I am coding along with the lecture. When I pull code from the indeed website with the proper URL using the git.url command. It is pulling a posting that is not on the page. Any idea of what this could be?


Avatar image for Martin Breuss

Martin Breuss RP Team on Dec. 16, 2020

Hi @jcool78758, I don’t really know what you mean with:

using the git.url

It’s hard to say what you are seeing just from what you wrote. You could post your code and the results you are getting that are surprising, then I might be able to help out.

My suggestion is to try inspecting the indeed website and searching for some text that is in the posting you didn’t expect. See if you can find it in the original HTML, it should be there somewhere :)

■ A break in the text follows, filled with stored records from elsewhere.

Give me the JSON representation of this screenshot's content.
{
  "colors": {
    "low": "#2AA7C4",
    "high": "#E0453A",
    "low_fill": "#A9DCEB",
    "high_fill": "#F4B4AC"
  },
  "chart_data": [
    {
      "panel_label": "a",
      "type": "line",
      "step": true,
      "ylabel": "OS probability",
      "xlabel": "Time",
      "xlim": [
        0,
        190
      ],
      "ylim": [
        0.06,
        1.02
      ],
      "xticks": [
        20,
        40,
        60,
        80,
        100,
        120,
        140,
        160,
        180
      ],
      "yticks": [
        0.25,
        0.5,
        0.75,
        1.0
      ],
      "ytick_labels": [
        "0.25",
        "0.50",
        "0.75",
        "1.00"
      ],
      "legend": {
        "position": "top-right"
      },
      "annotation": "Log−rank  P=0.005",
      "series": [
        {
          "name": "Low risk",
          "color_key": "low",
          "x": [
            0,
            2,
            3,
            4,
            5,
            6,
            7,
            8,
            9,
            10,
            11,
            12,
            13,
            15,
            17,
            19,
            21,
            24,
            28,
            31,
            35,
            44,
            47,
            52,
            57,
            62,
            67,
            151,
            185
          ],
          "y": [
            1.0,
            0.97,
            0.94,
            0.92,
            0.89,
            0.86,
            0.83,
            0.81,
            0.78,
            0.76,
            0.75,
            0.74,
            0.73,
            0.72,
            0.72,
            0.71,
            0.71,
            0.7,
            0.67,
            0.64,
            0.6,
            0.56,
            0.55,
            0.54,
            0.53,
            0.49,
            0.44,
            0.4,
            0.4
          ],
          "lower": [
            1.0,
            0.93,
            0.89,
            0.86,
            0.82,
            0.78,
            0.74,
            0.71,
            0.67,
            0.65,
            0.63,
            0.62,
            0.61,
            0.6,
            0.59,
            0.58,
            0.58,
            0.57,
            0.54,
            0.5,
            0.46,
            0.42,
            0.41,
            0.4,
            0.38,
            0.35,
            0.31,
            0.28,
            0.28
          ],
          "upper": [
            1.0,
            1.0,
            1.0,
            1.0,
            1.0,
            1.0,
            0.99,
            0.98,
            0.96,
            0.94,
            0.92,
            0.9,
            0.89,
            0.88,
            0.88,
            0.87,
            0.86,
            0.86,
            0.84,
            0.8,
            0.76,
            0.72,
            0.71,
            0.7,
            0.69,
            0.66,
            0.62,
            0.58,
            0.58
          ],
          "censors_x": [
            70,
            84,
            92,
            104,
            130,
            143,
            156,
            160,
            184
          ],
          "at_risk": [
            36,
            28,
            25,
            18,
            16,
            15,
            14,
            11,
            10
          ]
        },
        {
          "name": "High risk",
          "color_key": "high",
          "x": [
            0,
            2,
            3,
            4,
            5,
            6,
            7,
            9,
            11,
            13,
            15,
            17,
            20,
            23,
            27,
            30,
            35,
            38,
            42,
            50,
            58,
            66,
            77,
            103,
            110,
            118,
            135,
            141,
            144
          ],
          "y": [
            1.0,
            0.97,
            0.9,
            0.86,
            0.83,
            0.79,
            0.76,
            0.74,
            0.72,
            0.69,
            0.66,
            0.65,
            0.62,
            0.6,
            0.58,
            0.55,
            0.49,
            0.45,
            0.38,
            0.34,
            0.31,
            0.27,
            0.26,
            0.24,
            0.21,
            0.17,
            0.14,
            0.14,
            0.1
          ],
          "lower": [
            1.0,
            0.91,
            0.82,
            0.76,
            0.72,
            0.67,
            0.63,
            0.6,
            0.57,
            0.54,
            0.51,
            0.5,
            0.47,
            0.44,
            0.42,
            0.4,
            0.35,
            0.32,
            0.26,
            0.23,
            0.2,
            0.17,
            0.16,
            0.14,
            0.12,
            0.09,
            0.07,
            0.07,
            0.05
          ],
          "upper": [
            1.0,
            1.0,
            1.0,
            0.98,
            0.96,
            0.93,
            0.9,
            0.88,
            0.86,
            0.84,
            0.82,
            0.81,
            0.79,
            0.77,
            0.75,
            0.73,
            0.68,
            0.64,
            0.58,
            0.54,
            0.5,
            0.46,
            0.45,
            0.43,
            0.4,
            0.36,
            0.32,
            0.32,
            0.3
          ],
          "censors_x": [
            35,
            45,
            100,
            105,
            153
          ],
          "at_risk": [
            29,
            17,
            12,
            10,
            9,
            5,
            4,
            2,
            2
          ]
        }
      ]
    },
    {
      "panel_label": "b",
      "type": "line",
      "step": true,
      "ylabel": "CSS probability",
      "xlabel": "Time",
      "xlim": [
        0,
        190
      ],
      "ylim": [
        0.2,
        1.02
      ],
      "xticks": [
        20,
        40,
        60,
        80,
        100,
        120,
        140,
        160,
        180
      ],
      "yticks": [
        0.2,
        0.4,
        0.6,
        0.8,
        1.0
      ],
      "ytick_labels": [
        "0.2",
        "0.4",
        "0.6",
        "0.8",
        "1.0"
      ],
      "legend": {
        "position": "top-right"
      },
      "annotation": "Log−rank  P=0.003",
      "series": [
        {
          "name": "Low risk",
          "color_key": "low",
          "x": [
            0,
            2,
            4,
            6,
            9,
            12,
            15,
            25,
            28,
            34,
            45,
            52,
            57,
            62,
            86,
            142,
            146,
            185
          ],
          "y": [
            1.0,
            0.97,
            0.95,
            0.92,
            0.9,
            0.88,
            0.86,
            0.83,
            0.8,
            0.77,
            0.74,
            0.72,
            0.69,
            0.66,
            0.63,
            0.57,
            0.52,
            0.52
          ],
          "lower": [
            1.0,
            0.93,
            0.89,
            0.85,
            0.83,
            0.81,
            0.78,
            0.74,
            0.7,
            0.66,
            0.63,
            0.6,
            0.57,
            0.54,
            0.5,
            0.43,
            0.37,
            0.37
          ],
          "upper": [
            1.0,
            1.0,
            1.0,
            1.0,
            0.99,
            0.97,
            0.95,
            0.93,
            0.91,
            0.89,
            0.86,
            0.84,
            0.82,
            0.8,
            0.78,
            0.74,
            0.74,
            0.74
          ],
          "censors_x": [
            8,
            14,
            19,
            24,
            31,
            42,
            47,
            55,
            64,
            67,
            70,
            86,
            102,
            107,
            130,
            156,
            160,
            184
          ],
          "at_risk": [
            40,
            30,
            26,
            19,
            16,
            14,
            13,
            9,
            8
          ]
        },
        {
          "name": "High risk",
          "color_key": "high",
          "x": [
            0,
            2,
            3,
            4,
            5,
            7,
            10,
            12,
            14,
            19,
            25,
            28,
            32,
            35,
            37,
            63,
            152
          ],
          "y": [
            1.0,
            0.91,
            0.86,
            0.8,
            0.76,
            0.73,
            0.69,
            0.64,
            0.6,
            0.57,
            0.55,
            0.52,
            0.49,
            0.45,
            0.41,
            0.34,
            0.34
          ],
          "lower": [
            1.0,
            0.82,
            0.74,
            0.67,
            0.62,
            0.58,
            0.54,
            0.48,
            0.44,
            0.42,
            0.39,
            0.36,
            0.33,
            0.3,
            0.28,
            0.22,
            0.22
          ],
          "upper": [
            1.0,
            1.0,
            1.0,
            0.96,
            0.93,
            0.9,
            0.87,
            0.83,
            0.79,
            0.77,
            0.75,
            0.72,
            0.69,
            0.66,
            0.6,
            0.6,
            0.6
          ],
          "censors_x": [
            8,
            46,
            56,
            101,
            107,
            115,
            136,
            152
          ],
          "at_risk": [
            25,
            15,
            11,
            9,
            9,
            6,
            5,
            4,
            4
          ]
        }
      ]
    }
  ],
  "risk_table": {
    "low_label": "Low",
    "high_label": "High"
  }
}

Avatar image for jcool78758

jcool78758 on Dec. 16, 2020

My educated guess is there is something in the indeed website since there the code is working properly on the monster site. Is there a way I could attach files of the screenshot and the .py files from the Jupyter notebook to these comments?

Avatar image for Martin Breuss

Martin Breuss RP Team on Dec. 22, 2020

Hi again, you can’t attach images here, but you can upload them to a hosting service, e.g. Google Drive, and then add the link in this comment.

You could also add the link to your GitHub repo where you’re keeping the code, or add snippets of the code in here. If you do, remember to format them as code!

Did you follow my suggestion and searched the content of the indeed website to see whether the surprising content shows up, and where? What was the result?

Also keep in mind that the exact code that works for the Monster site will definitely not work for the Indeed site. They are built with different HTML, so each scraper needs to work for the specific site structure.